So what if your gym membership is on auto draft? If you haven’t actually gone to the gym in months—or if you just hated your last 23 visits there—it’s time to move on. Here are 10 signs you need to cut ties with your gym. Trust us, there’s something better out there.
You Always Have to Wait for the Squat Rack… and the Bench Press… and the Treadmill
“When you pay for a gym membership, you’re renting an area and the equipment in it,” explains says Nick Tumminello, C.P.T., owner of Performance University in Fort Lauderdale and author of Strength Training for Fat Loss. So if you have a hard time actually using said equipment—having to wait for machines to open up or completely forgoing certain exercises—you aren’t getting what you’ve paid for. And you’re wasting your time, he says.
You Don’t Fit In
People like gyms where they fit in—whether that’s at a boutique fitness studio, a bodybuilding Mecca, or a gym with a “lunk alarm.” On the flip side, if you feel like people look at you sideways every time you downdog or deadlift serious weight, you probably don’t have a great time at the gym, he says.
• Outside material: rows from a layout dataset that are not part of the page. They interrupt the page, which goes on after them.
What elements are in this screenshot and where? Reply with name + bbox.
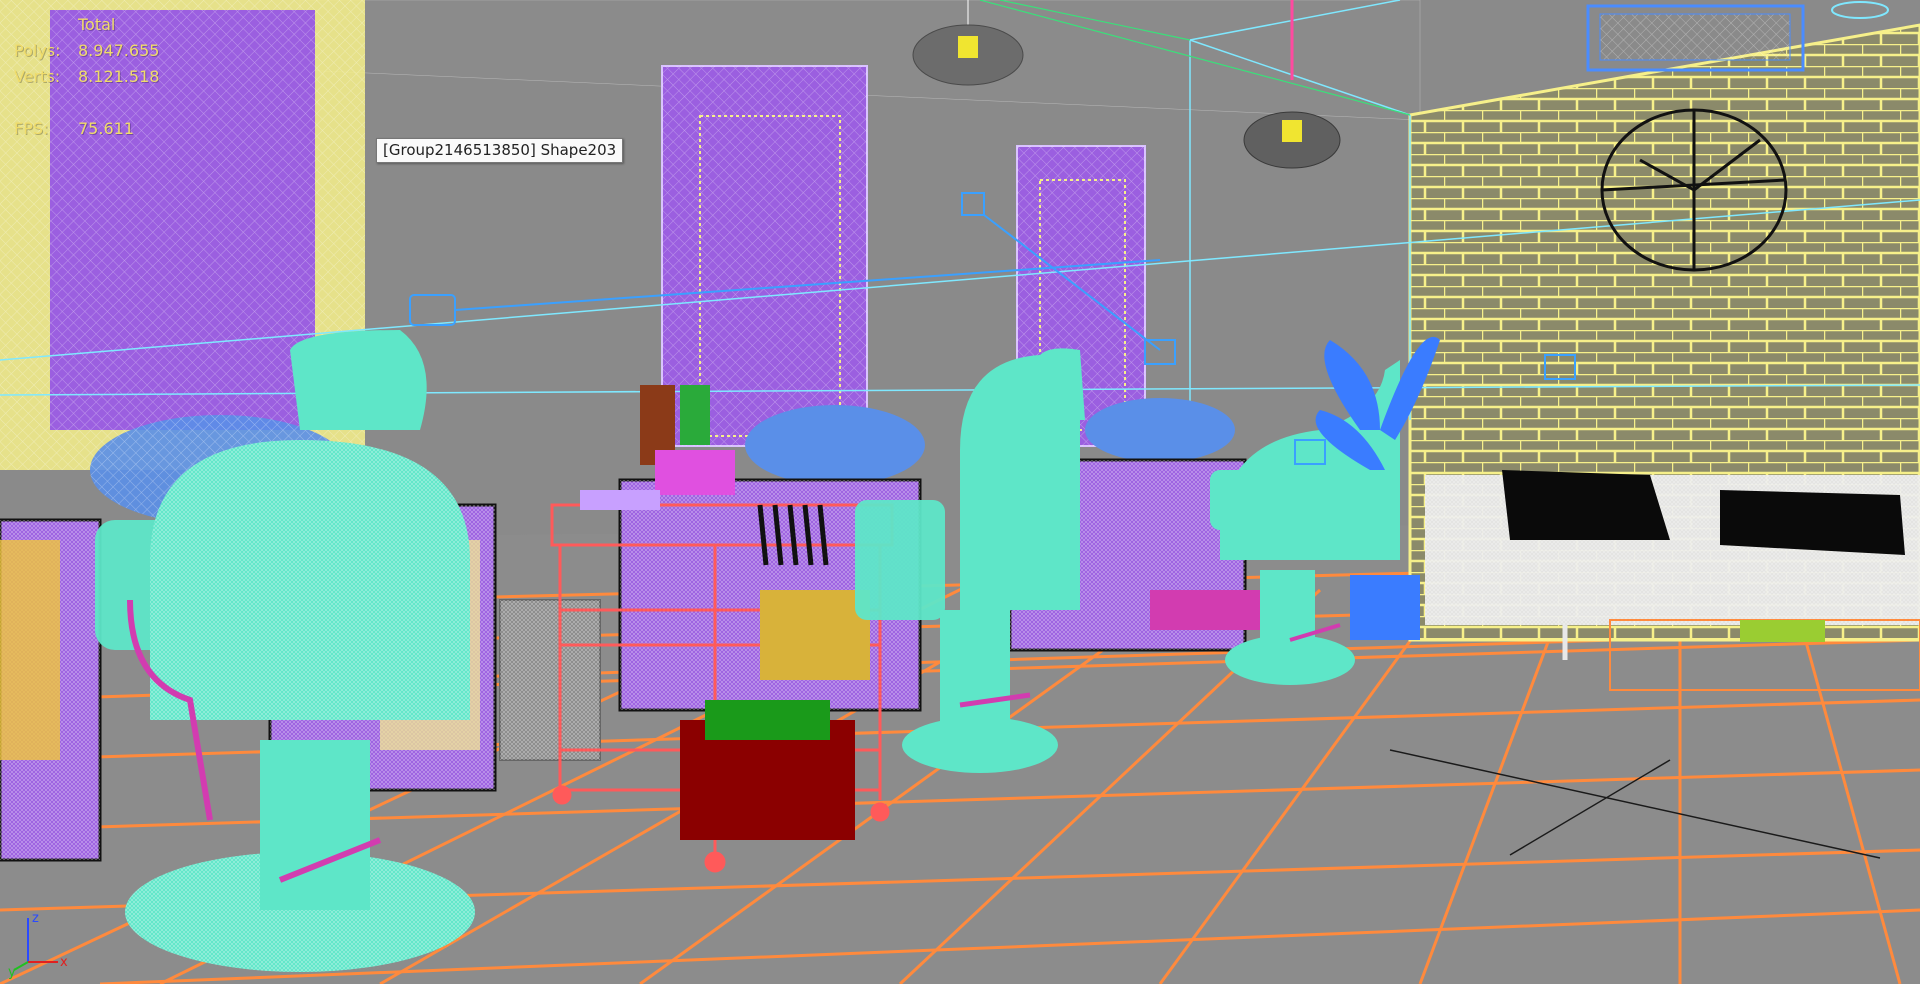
sink-right (1085, 398, 1235, 462)
axis-y-label: y (8, 965, 16, 980)
axis-tripod-icon: z x y (8, 911, 68, 980)
axis-x-label: x (60, 955, 68, 970)
object-tooltip: [Group2146513850] Shape203 (376, 138, 624, 163)
cabinet-left (0, 518, 102, 862)
trash-bin (499, 599, 601, 761)
axis-z-label: z (32, 911, 39, 926)
perspective-viewport[interactable]: Total Polys: 8.947.655 Verts: 8.121.518 FP… (0, 0, 1920, 984)
cart-box (680, 700, 855, 840)
sink-center (745, 405, 925, 485)
scene-wireframe[interactable] (0, 0, 1920, 984)
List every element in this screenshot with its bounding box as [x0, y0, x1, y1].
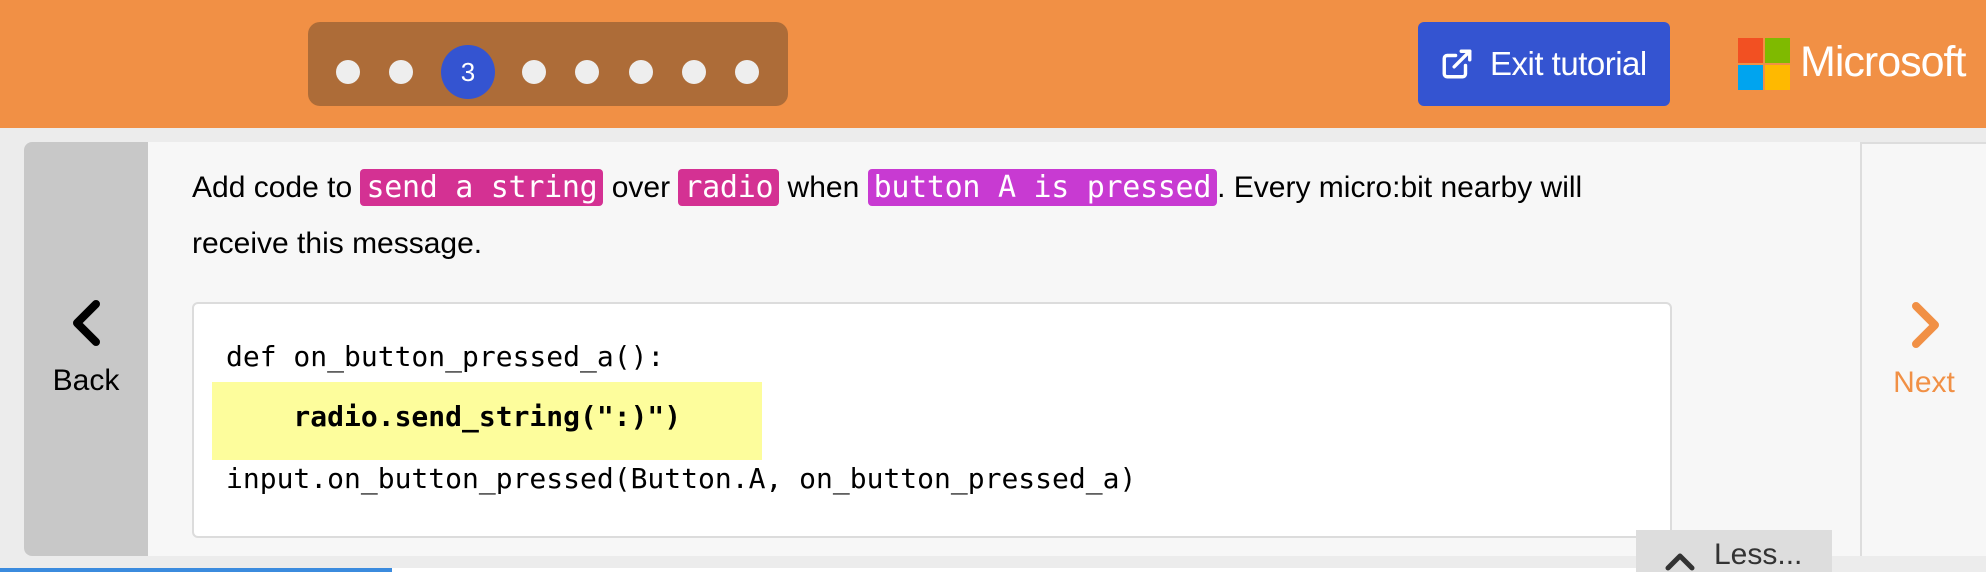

You may even cut your workouts short.
It’s Dirty
We’re not suggesting you should eat food off of the floor of any gym, but if, at your gym, members don’t wipe down their equipment after they’re done with it, they leave sweat marks on benches, and you’ve never actually seen proof that the gym has a cleaning staff, you need to hightail it out of there, says personal trainer Mike Donavanik, C.S.C.S. Especially this season. One study from the Clinical Journal of Sport Medicine found the common cold on two-thirds of all gym equipment.
Something is Always Broken
“Look, equipment is going to need repairs, but most gyms should get it taken care of within three days,” Donavanik says. “If equipment stays broken for longer or is constantly breaking, clearly the gym isn’t maintaining the equipment properly.” That both wastes your money and—if the rowing machine you like to use has been broken for a month—wrecks your workout.
It Doesn’t Have the Equipment You Like
Your gym needs to have your preferred equipment—whether that’s TRX cables, dumbbells, barbells, or medicine balls—if you have any chance of performing workouts you actually like on the regular, Tumminello says. And what about space?
A lot of gyms have a variety of equipment, but not much free floor space, which is vital if you’re a fan of walking lunges, farmer’s walks, or basically anything with “walk” in the title.
No One’s Actually There to Get a Good Workout
“I used to go to a really ‘in’ gym when I first moved to LA. But I came to learn it was just a scene. Everyone and their mom was taking selfies, talking, flirting, showing off. It was a meat market, and there was very little working out,” Donavanik says. “Once I actually saw a couple sitting at the cable station eating Chinese takeout.”
You Always Leave with a Stuffy Nose
You really could be allergic to your gym. 2014 research published in Building and Environmentfound that many gyms have levels of airborne dust, carbon dioxide, and formaldehyde that exceed indoor air quality standards—and can contribute to allergies, asthma, and fatigue. “I used to go to one when where every time I would do a chest press or an exercise lying down, I’d see the dust accumulating around the vents,” Donavanik says. “It was just a disgusting look, and it made me wonder what I was actually breathing.
It’s Far from Work and Home
“If it takes you more than 15 minutes to get to your gym, you are probably using it as an excuse for why you don’t make it there as often as you’d like,” Donavanik says. If working out isn’t convenient, it’s just not going to happen.
Stuff is Everywhere
Where are the 25-pound dumbbells? Well, there’s one by the drinking fountain… If you can never find the equipment you need, you need to find a new gym, he says. “If members don’t re-rack their weights or if staff doesn’t organize everything once in a while, it causes a disruption of flow in the gym. It becomes part of the culture. No one picks up after himself because the person before them didn’t.” And your workout suffers for it.
The Trainers Are Tools
Gym employees can make you feel like you belong, encourage you to hit your fitness goals, and, if you want it, even lend some advice. Or they can make you want to put in noise-canceling headphones and crank up the volume, Donavanik says. “If the staff act like you should feel privileged to just be at ‘their’ gym, leave and never look back.” They aren’t going to help anyone become any healthier. They are just there to stoke their own egos.